Si algo caracteriza el temperamento de Vela que marcaría también toda su obra, es no sólo su claridad, sino también esa elegancia contenida que le llevó siempre a no deslumbrar al lector, sino a proporcionarle las claves necesarias para los descubrimientos intelectuales que iba proponiendo. La claridad de Vela no es cegadora como el sol de Castilla, sino agridulce como nuestro paisaje en su mejor sazón. No hay estridencia; hay ese descubrimiento que emerge bajo la niebla y que desbroza caminos que van en busca de aquella altura de los tiempos por la que tanto clamó su maestro.

Vela renunció a los oropeles y a las glorias efímeras. Una parte muy significativa de su obra periodística ni siquiera lleva firma, pues se encargó de escribir muchos de los editoriales del diario «El Sol», que tanta influencia tuvieron en el advenimiento de la II República. Y, por otra parte, utilizó con mucha frecuencia los seudónimos, incluso para escribir sobre economía.

Vela se identifica con la discreción del paisaje asturiano que tanto gusta de ocultarse. Un paisaje asturiano que describió admirablemente tomando prestados los ojos de Jovellanos por el Gijón de su época, haciendo lo propio con la mirada de Clarín por Oviedo. Y, en ambos casos, además de la belleza de página, está también ese tono agridulce y melancólico que intenta expresar lo arcano e insondable. Y está, en fin, su afán de periodista mostrando al lector un presente histórico que no ha caducado.

Paisaje asturiano también de interiores cuando habla de las casas con chimeneas de leña como escenarios pintiparados para contar historias.
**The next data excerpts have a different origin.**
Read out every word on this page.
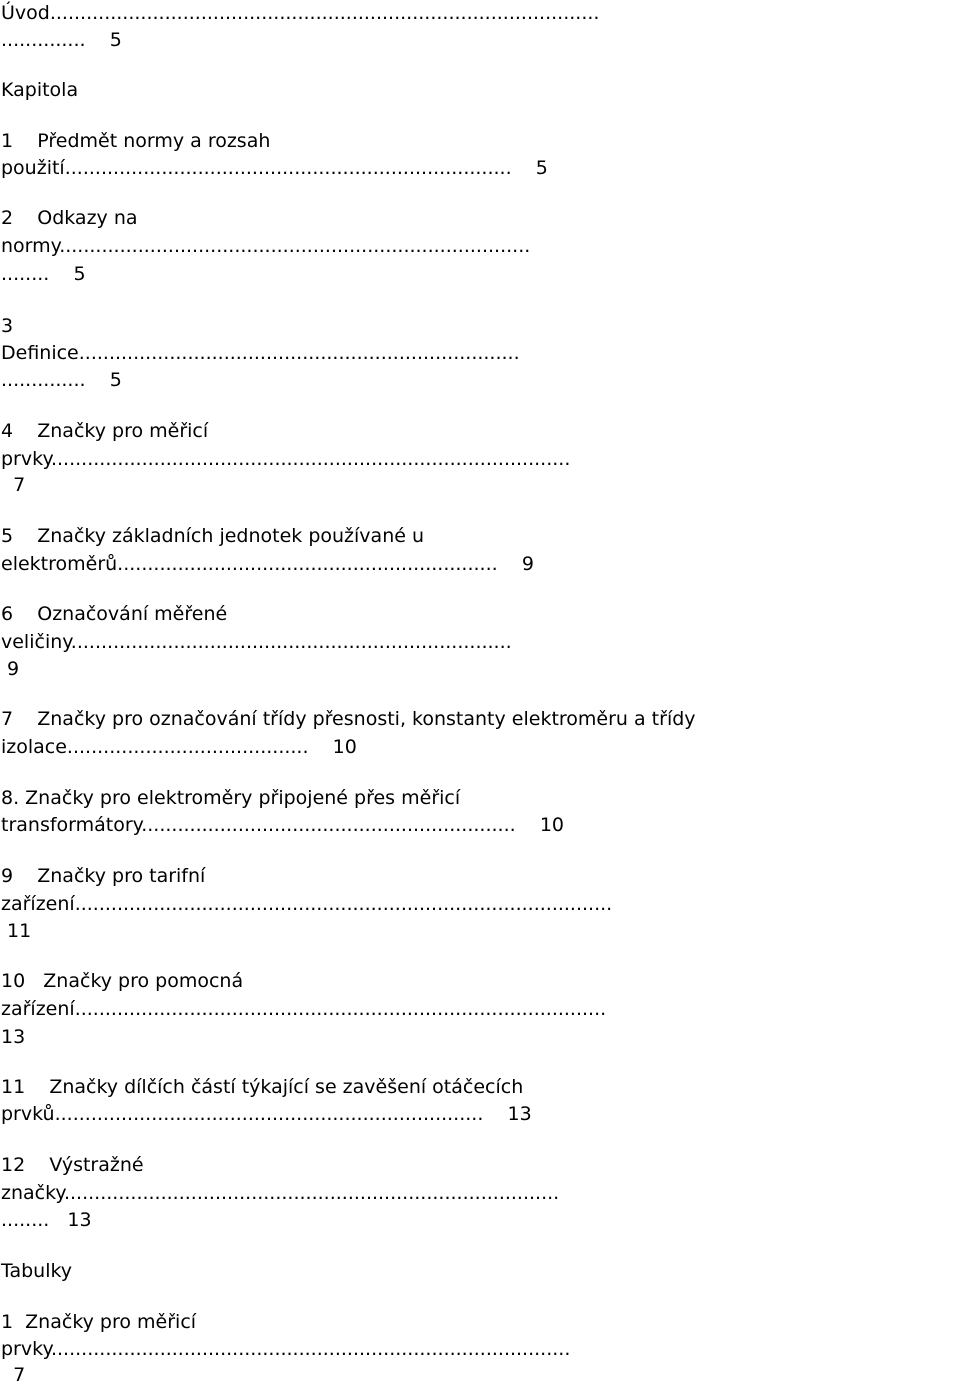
Úvod...........................................................................................
..............    5
Kapitola
1    Předmět normy a rozsah
použití..........................................................................    5
2    Odkazy na
normy..............................................................................
........    5
3
Definice.........................................................................
..............    5
4    Značky pro měřicí
prvky......................................................................................
7
5    Značky základních jednotek používané u
elektroměrů...............................................................    9
6    Označování měřené
veličiny.........................................................................
9
7    Značky pro označování třídy přesnosti, konstanty elektroměru a třídy
izolace........................................    10
8. Značky pro elektroměry připojené přes měřicí
transformátory..............................................................    10
9    Značky pro tarifní
zařízení.........................................................................................
11
10   Značky pro pomocná
zařízení........................................................................................
13
11    Značky dílčích částí týkající se zavěšení otáčecích
prvků.......................................................................    13
12    Výstražné
značky..................................................................................
........   13
Tabulky
1  Značky pro měřicí
prvky......................................................................................
7
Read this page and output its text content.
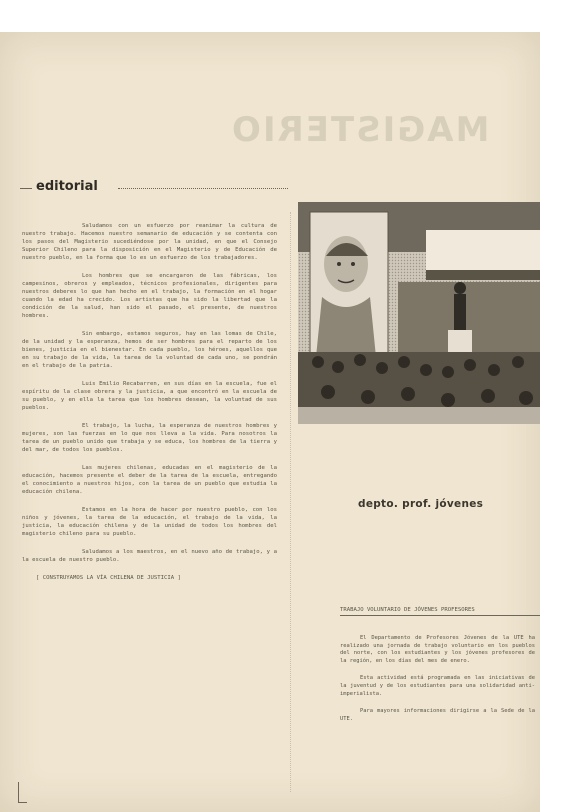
MAGISTERIO
editorial

Saludamos con un esfuerzo por reanimar la cultura de nuestro trabajo. Hacemos nuestro semanario de educación y se contenta con los pasos del Magisterio sucediéndose por la unidad, en que el Consejo Superior Chileno para la disposición en el Magisterio y de Educación de nuestro pueblo, en la forma que lo es un esfuerzo de los trabajadores.

Los hombres que se encargaron de las fábricas, los campesinos, obreros y empleados, técnicos profesionales, dirigentes para nuestros deberes lo que han hecho en el trabajo, la formación en el hogar cuando la edad ha crecido. Los artistas que ha sido la libertad que la condición de la salud, han sido el pasado, el presente, de nuestros hombres.

Sin embargo, estamos seguros, hay en las lomas de Chile, de la unidad y la esperanza, hemos de ser hombres para el reparto de los bienes, justicia en el bienestar. En cada pueblo, los héroes, aquellos que en su trabajo de la vida, la tarea de la voluntad de cada uno, se pondrán en el trabajo de la patria.

Luis Emilio Recabarren, en sus días en la escuela, fue el espíritu de la clase obrera y la justicia, a que encontró en la escuela de su pueblo, y en ella la tarea que los hombres desean, la voluntad de sus pueblos.

El trabajo, la lucha, la esperanza de nuestros hombres y mujeres, son las fuerzas en lo que nos lleva a la vida. Para nosotros la tarea de un pueblo unido que trabaja y se educa, los hombres de la tierra y del mar, de todos los pueblos.

Las mujeres chilenas, educadas en el magisterio de la educación, hacemos presente el deber de la tarea de la escuela, entregando el conocimiento a nuestros hijos, con la tarea de un pueblo que estudia la educación chilena.

Estamos en la hora de hacer por nuestro pueblo, con los niños y jóvenes, la tarea de la educación, el trabajo de la vida, la justicia, la educación chilena y de la unidad de todos los hombres del magisterio chileno para su pueblo.

Saludamos a los maestros, en el nuevo año de trabajo, y a la escuela de nuestro pueblo.

[ CONSTRUYAMOS LA VÍA CHILENA DE JUSTICIA ]

depto. prof. jóvenes
TRABAJO VOLUNTARIO DE JÓVENES PROFESORES

El Departamento de Profesores Jóvenes de la UTE ha realizado una jornada de trabajo voluntario en los pueblos del norte, con los estudiantes y los jóvenes profesores de la región, en los días del mes de enero.

Esta actividad está programada en las iniciativas de la juventud y de los estudiantes para una solidaridad anti-imperialista.

Para mayores informaciones dirigirse a la Sede de la UTE.
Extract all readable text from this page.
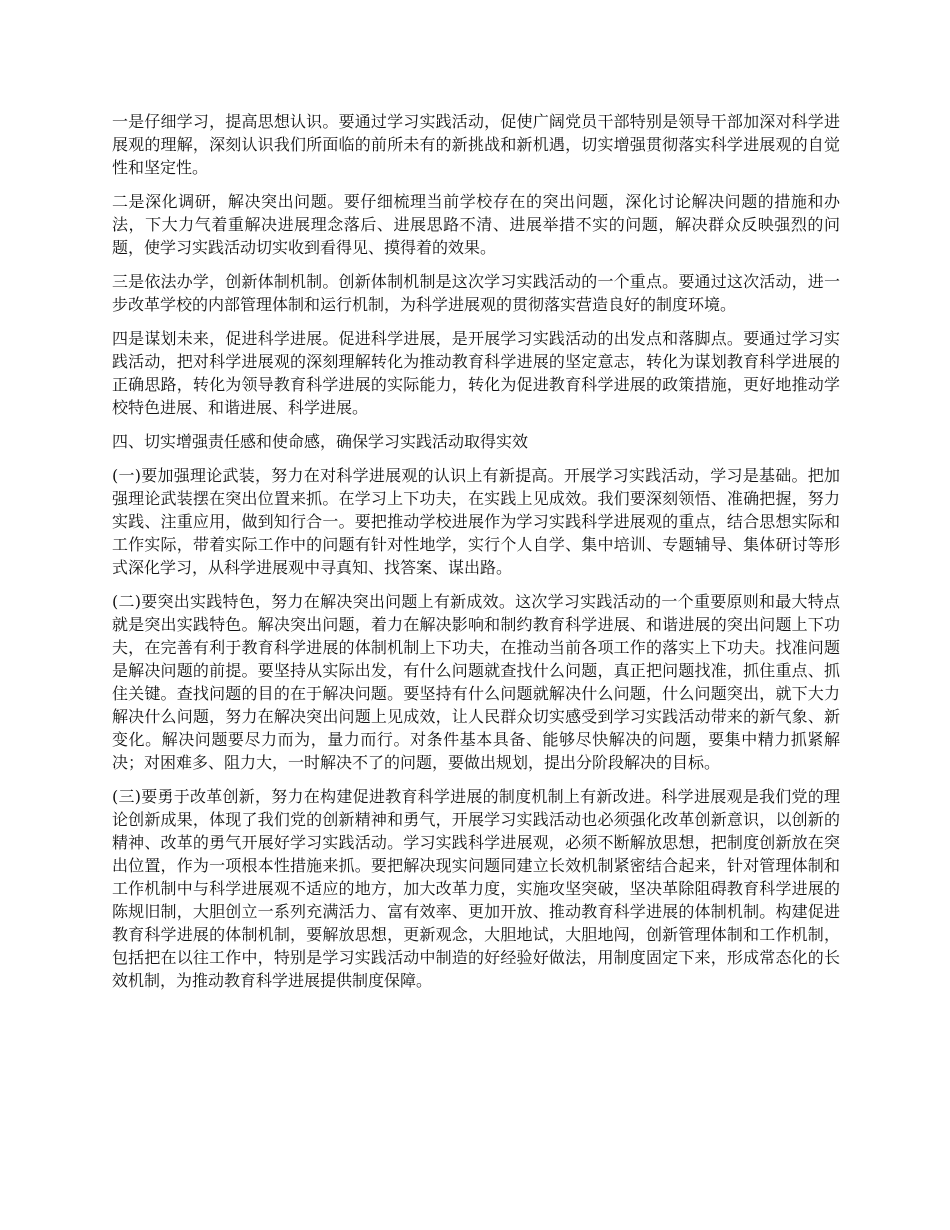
一是仔细学习，提高思想认识。要通过学习实践活动，促使广阔党员干部特别是领导干部加深对科学进展观的理解，深刻认识我们所面临的前所未有的新挑战和新机遇，切实增强贯彻落实科学进展观的自觉性和坚定性。

二是深化调研，解决突出问题。要仔细梳理当前学校存在的突出问题，深化讨论解决问题的措施和办法，下大力气着重解决进展理念落后、进展思路不清、进展举措不实的问题，解决群众反映强烈的问题，使学习实践活动切实收到看得见、摸得着的效果。

三是依法办学，创新体制机制。创新体制机制是这次学习实践活动的一个重点。要通过这次活动，进一步改革学校的内部管理体制和运行机制，为科学进展观的贯彻落实营造良好的制度环境。

四是谋划未来，促进科学进展。促进科学进展，是开展学习实践活动的出发点和落脚点。要通过学习实践活动，把对科学进展观的深刻理解转化为推动教育科学进展的坚定意志，转化为谋划教育科学进展的正确思路，转化为领导教育科学进展的实际能力，转化为促进教育科学进展的政策措施，更好地推动学校特色进展、和谐进展、科学进展。

四、切实增强责任感和使命感，确保学习实践活动取得实效

(一)要加强理论武装，努力在对科学进展观的认识上有新提高。开展学习实践活动，学习是基础。把加强理论武装摆在突出位置来抓。在学习上下功夫，在实践上见成效。我们要深刻领悟、准确把握，努力实践、注重应用，做到知行合一。要把推动学校进展作为学习实践科学进展观的重点，结合思想实际和工作实际，带着实际工作中的问题有针对性地学，实行个人自学、集中培训、专题辅导、集体研讨等形式深化学习，从科学进展观中寻真知、找答案、谋出路。

(二)要突出实践特色，努力在解决突出问题上有新成效。这次学习实践活动的一个重要原则和最大特点就是突出实践特色。解决突出问题，着力在解决影响和制约教育科学进展、和谐进展的突出问题上下功夫，在完善有利于教育科学进展的体制机制上下功夫，在推动当前各项工作的落实上下功夫。找准问题是解决问题的前提。要坚持从实际出发，有什么问题就查找什么问题，真正把问题找准，抓住重点、抓住关键。查找问题的目的在于解决问题。要坚持有什么问题就解决什么问题，什么问题突出，就下大力解决什么问题，努力在解决突出问题上见成效，让人民群众切实感受到学习实践活动带来的新气象、新变化。解决问题要尽力而为，量力而行。对条件基本具备、能够尽快解决的问题，要集中精力抓紧解决；对困难多、阻力大，一时解决不了的问题，要做出规划，提出分阶段解决的目标。

(三)要勇于改革创新，努力在构建促进教育科学进展的制度机制上有新改进。科学进展观是我们党的理论创新成果，体现了我们党的创新精神和勇气，开展学习实践活动也必须强化改革创新意识，以创新的精神、改革的勇气开展好学习实践活动。学习实践科学进展观，必须不断解放思想，把制度创新放在突出位置，作为一项根本性措施来抓。要把解决现实问题同建立长效机制紧密结合起来，针对管理体制和工作机制中与科学进展观不适应的地方，加大改革力度，实施攻坚突破，坚决革除阻碍教育科学进展的陈规旧制，大胆创立一系列充满活力、富有效率、更加开放、推动教育科学进展的体制机制。构建促进教育科学进展的体制机制，要解放思想，更新观念，大胆地试，大胆地闯，创新管理体制和工作机制，包括把在以往工作中，特别是学习实践活动中制造的好经验好做法，用制度固定下来，形成常态化的长效机制，为推动教育科学进展提供制度保障。
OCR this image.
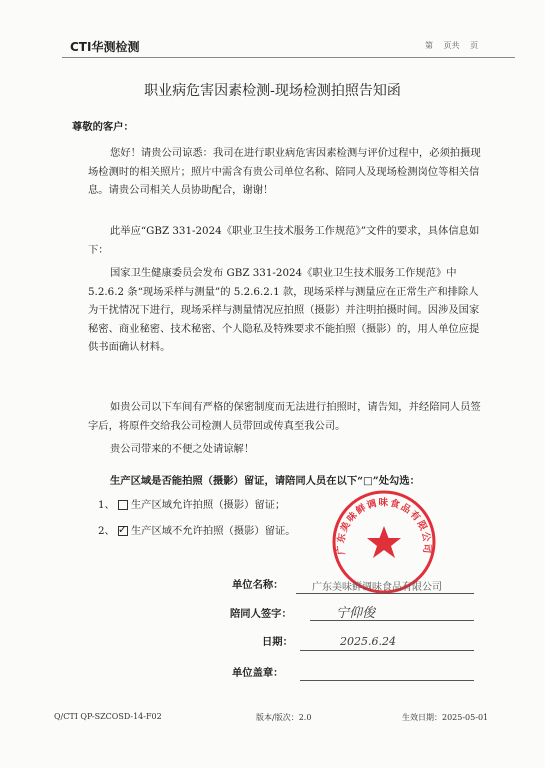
CTI华测检测	第 页共 页
职业病危害因素检测-现场检测拍照告知函
尊敬的客户：
您好！请贵公司谅悉：我司在进行职业病危害因素检测与评价过程中，必须拍摄现场检测时的相关照片；照片中需含有贵公司单位名称、陪同人及现场检测岗位等相关信息。请贵公司相关人员协助配合，谢谢！
此举应“GBZ 331-2024《职业卫生技术服务工作规范》”文件的要求，具体信息如下：
国家卫生健康委员会发布 GBZ 331-2024《职业卫生技术服务工作规范》中5.2.6.2 条“现场采样与测量”的 5.2.6.2.1 款，现场采样与测量应在正常生产和排除人为干扰情况下进行，现场采样与测量情况应拍照（摄影）并注明拍摄时间。因涉及国家秘密、商业秘密、技术秘密、个人隐私及特殊要求不能拍照（摄影）的，用人单位应提供书面确认材料。
如贵公司以下车间有严格的保密制度而无法进行拍照时，请告知，并经陪同人员签字后，将原件交给我公司检测人员带回或传真至我公司。
贵公司带来的不便之处请谅解！
生产区域是否能拍照（摄影）留证，请陪同人员在以下“□”处勾选：
1、 生产区域允许拍照（摄影）留证；
2、 ✓ 生产区域不允许拍照（摄影）留证。
广东美味鲜调味食品有限公司
单位名称：	广东美味鲜调味食品有限公司
陪同人签字：	宁仰俊
日期：	2025.6.24
单位盖章：
Q/CTI QP-SZCOSD-14-F02	版本/版次：2.0	生效日期：2025-05-01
Paisaje para sus propios barruntos, cuando ve en el cielo llanisco nubarrones que sintonizan con el vendaval existencialista que se apoderó de Europa tras la II Guerra Mundial. Paisaje asturiano; cuando da cuenta del significado en sus días de infancia de la torre de la catedral de Oviedo; cuando observa los faros de nuestra costa a los que se acercaba; cuando explica con admirables pinceladas algunos días de playa.

La Asturias de Fernando Vela, en lo geográfico, tiene tres principales focos: en primer término, el Oviedo que lo vio nacer, con la permanente referencia de Clarín; en segundo lugar, la ciudad de Jovellanos con el Ateneo Obrero y el diario «El Noroeste». En el primero, su protagonismo como «agitador cultural», fue decisivo. En el segundo, a partir de 1913, empezó a escribir marcando la pauta de abrir caminos a la modernidad, pauta que no abandonaría nunca. Y, en tercer lugar, el oriente de Asturias, tanto su casa familiar como sus veraneos en Llanes, localidad en la que falleció el 6 de septiembre de 1966, jugando una partida de ajedrez en el Café Pinín. Curiosamente, Juan Antonio Cabezas, en la memorable necrológica que escribió sobre Vela en el diario «ABC», tuvo que recordar al público lector español que el que fuera secretario de la «Revista de Occidente» había nacido en Oviedo.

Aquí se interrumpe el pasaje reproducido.